Mercury Records released Jamey Johnson’s “High Cost Of Living” to radio stations exactly one year ago today, knowing all along that it would be a real battle to get it onto the airwaves. It had a rough-and-tumble, throwback sound that owed a huge debt to Waylon Jennings’ late-‘70s records. But even more daunting were its lyrics, which found the singer in jail after going off the deep end with drugs, alcohol and a prostitute.
It did not become a hit, but it did earn the respect of Jamey’s fellow artists and musicians. “High Cost Of Living” is nominated for Best Country Song and Best Country Male Vocal at this Sunday’s Grammy Awards. The CD, That Lonesome Song, competed for country’s Album of the Year honors in last year’s Grammys, as well as the Academy of Country Music Awards and the Country Music Association Awards, and “High Cost” was a key part of the project.
“That song was the first song on the album for a number of reasons,” Jamey says. “One is it was the first thing we recorded. But I wanted the people who plug this thing in — it’s probably the most hardcore song on the album in terms of content — but I wanted you to know this album wasn’t put together ‘cause we thought we could get it on the radio, and it wasn’t put together because we thought it was super-commercial. There’s a lot of things that this album covers that aren’t necessarily popular topics, ‘cause nobody wants to deal with ‘em. But they’re there, you know.”

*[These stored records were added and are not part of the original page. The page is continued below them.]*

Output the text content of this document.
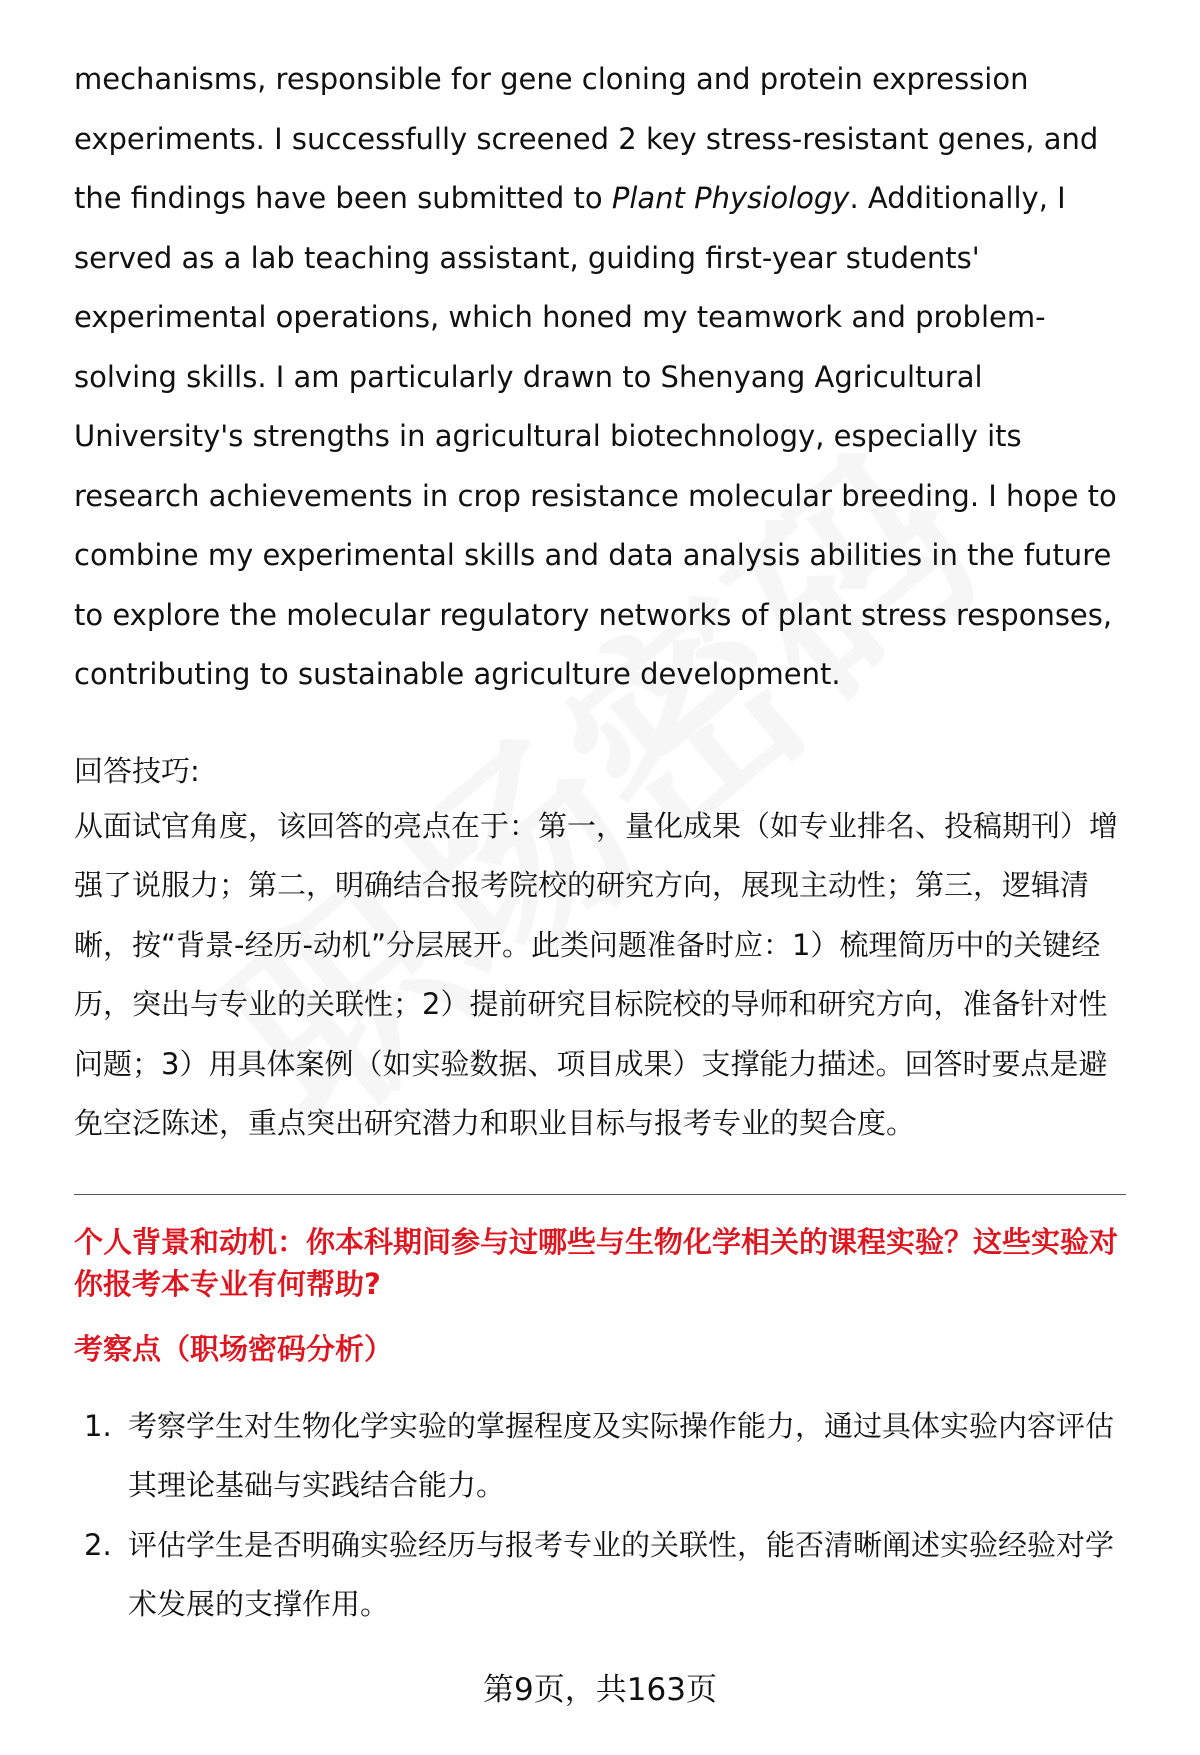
mechanisms, responsible for gene cloning and protein expression experiments. I successfully screened 2 key stress-resistant genes, and the findings have been submitted to Plant Physiology. Additionally, I served as a lab teaching assistant, guiding first-year students' experimental operations, which honed my teamwork and problem-solving skills. I am particularly drawn to Shenyang Agricultural University's strengths in agricultural biotechnology, especially its research achievements in crop resistance molecular breeding. I hope to combine my experimental skills and data analysis abilities in the future to explore the molecular regulatory networks of plant stress responses, contributing to sustainable agriculture development.

回答技巧:

从面试官角度，该回答的亮点在于：第一，量化成果（如专业排名、投稿期刊）增强了说服力；第二，明确结合报考院校的研究方向，展现主动性；第三，逻辑清晰，按“背景-经历-动机”分层展开。此类问题准备时应：1）梳理简历中的关键经历，突出与专业的关联性；2）提前研究目标院校的导师和研究方向，准备针对性问题；3）用具体案例（如实验数据、项目成果）支撑能力描述。回答时要点是避免空泛陈述，重点突出研究潜力和职业目标与报考专业的契合度。

个人背景和动机：你本科期间参与过哪些与生物化学相关的课程实验？这些实验对你报考本专业有何帮助?
考察点（职场密码分析）
1. 考察学生对生物化学实验的掌握程度及实际操作能力，通过具体实验内容评估其理论基础与实践结合能力。
2. 评估学生是否明确实验经历与报考专业的关联性，能否清晰阐述实验经验对学术发展的支撑作用。
第9页，共163页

The song did make it all the way to No. 34 on the Billboard country singles chart, though the controversial subject matter kept it from joining the Top 10 ranks of Jamey’s previous release, “In Color.” But while the real message of “High Cost” might have been misunderstood by the masses, Jamey’s central audience totally got it.
“When you go see him live, everybody sings all those lines, and then the good thing about the song is it is a positive song,” co-writer James Slater says. “At the end, the guy’s in jail, and I can’t tell you how many people have come up to me and said, ‘Man, that was me four years ago.’ Or ‘I heard that, and I gotta get my act together.’ That’s a beautiful thing, and it’s because we didn’t hold back as far as sayin’ what’s real. That’s a lot of people actually [who’ve said those kinds of things]. It’s not my experience, but it’s an experience.”
Ultimately, Jamey isn’t gauging his music by its peak position on a chart. He’s more concerned with its ability to reflect the world accurately, even if the emotions it stirs up make the listener uncomfortable.
“Music can’t be Prozac,” he says. “You can’t just sing somebody into bein’ in a good mood on the way to work. It ain’t gonna happen. I’m not sayin’ a guy that’s in a good mood don’t deserve his song, too. But what about the couple that’s goin’ through hell, and nobody knows that they have to put on a front when they’re out in public and smile and look like everything’s cool, and then they get home and throw dishes at each other ‘til they go to sleep? What about those guys? They need to be fed, too. Just to know that they’re not alone sometimes just makes ‘em a little more calm about it. You just lay back a little bit — ‘I’m not crazy. Somebody else is doin’ it, too.’”
The Grammys will be presented live on CBS Sunday from the Staples Center in Los Angeles. You can watch the pre-telecast, too. It will be streamed live on grammy.com beginning at 4 p.m. ET.